Destroying the gains of feminist struggles in Kerala by trivialising and belittling democratising ideas and language for short-term gains (for example, to beat down Islamicists) will inevitably boomerang on all of us one day. One bright young progressivist activist, prominent on Facebook, asked me privately why ‘my standards’ are falling. He could not produce any concrete evidence for a fall in the empirical and logical strength of my arguments. My concern with the disparaging of domestic violence by his ilk, my refusal to sympathise with their inability to stomach the fact that many of them may indeed have participated in different degrees in partner-abuse, was what he perceived as a ‘fall in standards’.

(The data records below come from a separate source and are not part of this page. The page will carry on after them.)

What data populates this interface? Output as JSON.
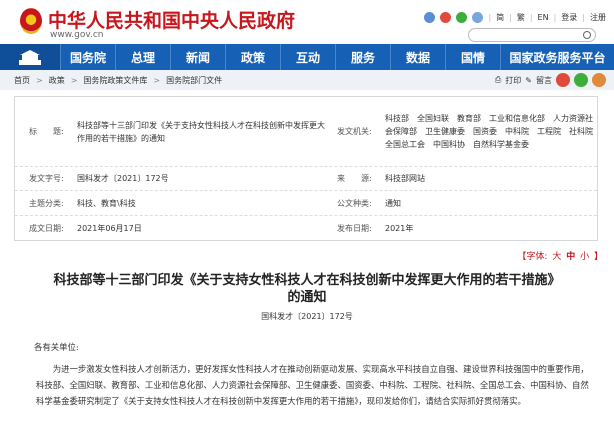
{
  "header": {
    "site_title": "中华人民共和国中央人民政府",
    "domain": "www.gov.cn",
    "util_links": [
      "简",
      "繁",
      "EN",
      "登录",
      "注册"
    ],
    "search_placeholder": ""
  },
  "nav": {
    "items": [
      "国务院",
      "总理",
      "新闻",
      "政策",
      "互动",
      "服务",
      "数据",
      "国情",
      "国家政务服务平台"
    ]
  },
  "breadcrumb": [
    "首页",
    "政策",
    "国务院政策文件库",
    "国务院部门文件"
  ],
  "share": {
    "print": "打印",
    "comment": "留言"
  },
  "meta": {
    "title_label": "标　　题:",
    "title_value": "科技部等十三部门印发《关于支持女性科技人才在科技创新中发挥更大作用的若干措施》的通知",
    "issuer_label": "发文机关:",
    "issuer_value": "科技部　全国妇联　教育部　工业和信息化部　人力资源社会保障部　卫生健康委　国资委　中科院　工程院　社科院　全国总工会　中国科协　自然科学基金委",
    "docno_label": "发文字号:",
    "docno_value": "国科发才〔2021〕172号",
    "source_label": "来　　源:",
    "source_value": "科技部网站",
    "topic_label": "主题分类:",
    "topic_value": "科技、教育\\科技",
    "type_label": "公文种类:",
    "type_value": "通知",
    "written_label": "成文日期:",
    "written_value": "2021年06月17日",
    "publish_label": "发布日期:",
    "publish_value": "2021年"
  },
  "font_size": {
    "label": "【字体:",
    "large": "大",
    "medium": "中",
    "small": "小",
    "end": "】"
  },
  "article": {
    "title_line1": "科技部等十三部门印发《关于支持女性科技人才在科技创新中发挥更大作用的若干措施》",
    "title_line2": "的通知",
    "doc_no": "国科发才〔2021〕172号",
    "salutation": "各有关单位:",
    "paragraph": "为进一步激发女性科技人才创新活力，更好发挥女性科技人才在推动创新驱动发展、实现高水平科技自立自强、建设世界科技强国中的重要作用，科技部、全国妇联、教育部、工业和信息化部、人力资源社会保障部、卫生健康委、国资委、中科院、工程院、社科院、全国总工会、中国科协、自然科学基金委研究制定了《关于支持女性科技人才在科技创新中发挥更大作用的若干措施》，现印发给你们，请结合实际抓好贯彻落实。"
  },
  "colors": {
    "brand_red": "#c8161d",
    "nav_blue": "#1661b5"
  }
}
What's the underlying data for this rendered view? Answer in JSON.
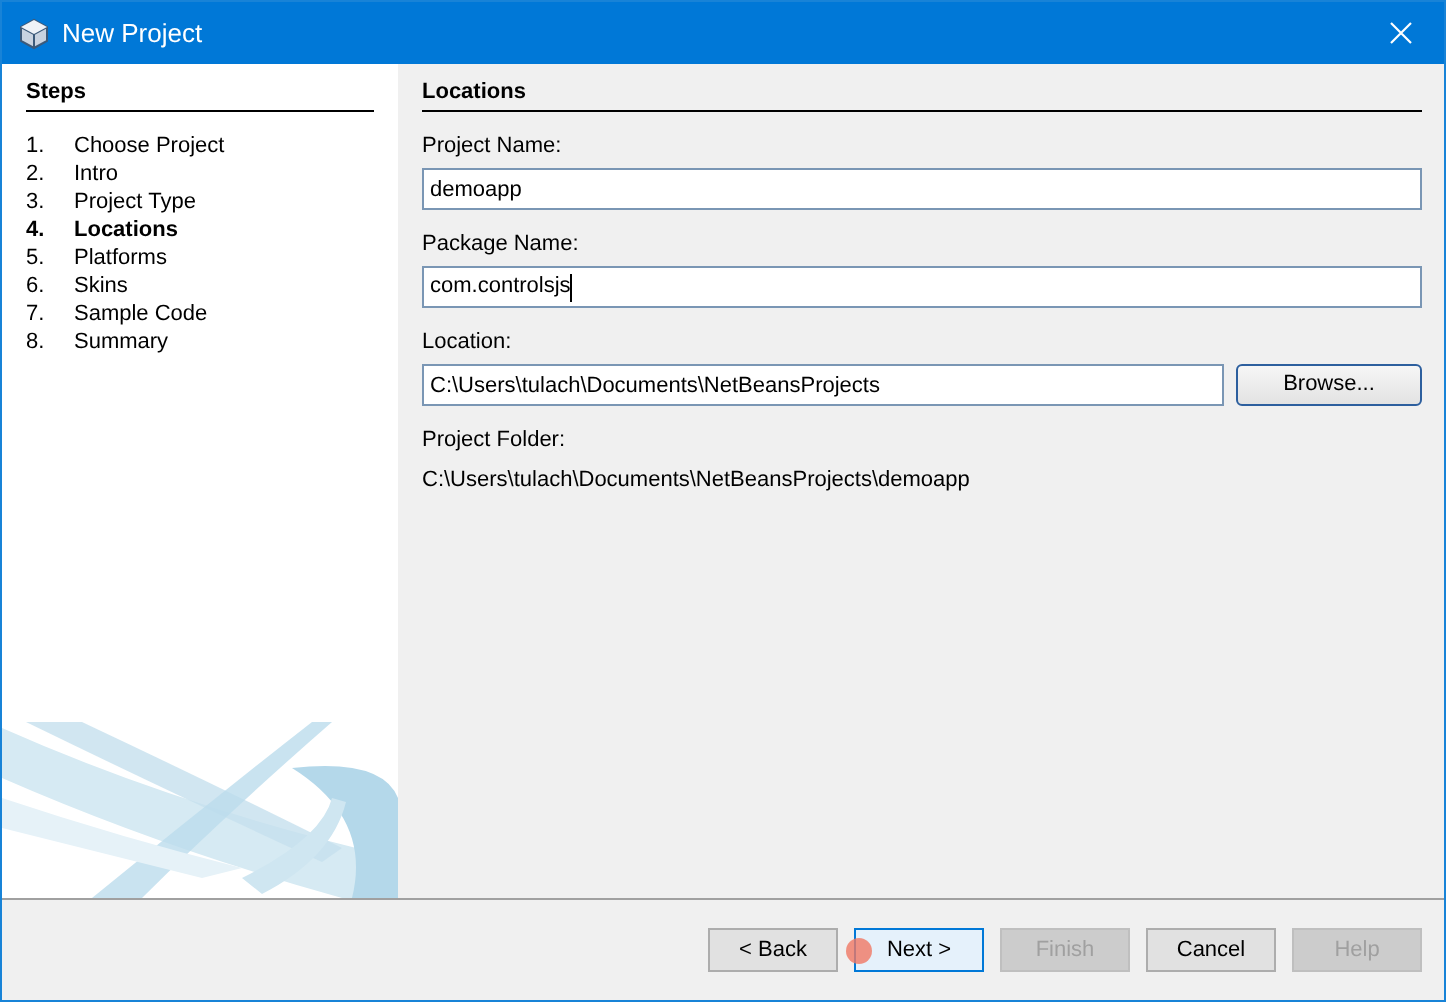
{
  "window": {
    "title": "New Project"
  },
  "steps": {
    "title": "Steps",
    "items": [
      {
        "number": "1.",
        "label": "Choose Project",
        "selected": false
      },
      {
        "number": "2.",
        "label": "Intro",
        "selected": false
      },
      {
        "number": "3.",
        "label": "Project Type",
        "selected": false
      },
      {
        "number": "4.",
        "label": "Locations",
        "selected": true
      },
      {
        "number": "5.",
        "label": "Platforms",
        "selected": false
      },
      {
        "number": "6.",
        "label": "Skins",
        "selected": false
      },
      {
        "number": "7.",
        "label": "Sample Code",
        "selected": false
      },
      {
        "number": "8.",
        "label": "Summary",
        "selected": false
      }
    ]
  },
  "panel": {
    "title": "Locations",
    "fields": [
      {
        "label": "Project Name:",
        "value": "demoapp",
        "focused": false
      },
      {
        "label": "Package Name:",
        "value": "com.controlsjs",
        "focused": true
      },
      {
        "label": "Location:",
        "value": "C:\\Users\\tulach\\Documents\\NetBeansProjects",
        "focused": false,
        "button": "Browse..."
      }
    ],
    "folder_label": "Project Folder:",
    "folder_value": "C:\\Users\\tulach\\Documents\\NetBeansProjects\\demoapp"
  },
  "buttons": [
    {
      "label": "< Back",
      "disabled": false,
      "default": false,
      "clicked": false
    },
    {
      "label": "Next >",
      "disabled": false,
      "default": true,
      "clicked": true
    },
    {
      "label": "Finish",
      "disabled": true,
      "default": false,
      "clicked": false
    },
    {
      "label": "Cancel",
      "disabled": false,
      "default": false,
      "clicked": false
    },
    {
      "label": "Help",
      "disabled": true,
      "default": false,
      "clicked": false
    }
  ]
}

This young man ought to take a look at the standards his peers are pushing in people’s faces before judging me. He ought to wonder why it is so acceptable to protest sexual  violence while domestic violence seems to have become incomprehensible to the judiciary, the police, and smart and mobile young men like him. Why those who were enthusiastic about Metoo were outraged by the farthest suggestion of a domestic abuser list.

And therefore, I prefer to write about the lone struggle of a woman trying to escape of a violent alcoholic husband, and how the LDF government’s police is viciously destroying her life. The gaslighting has still not worked on me despite all the vicious memes; the epithets of ‘Sudapini’ (which I think is Basheerian-cute), and ‘cheergirl’ have not bothered me. I have still not lost the ability to critique Islamicism, and more importantly, am still able to see that you are gaslighters, not intellectuals.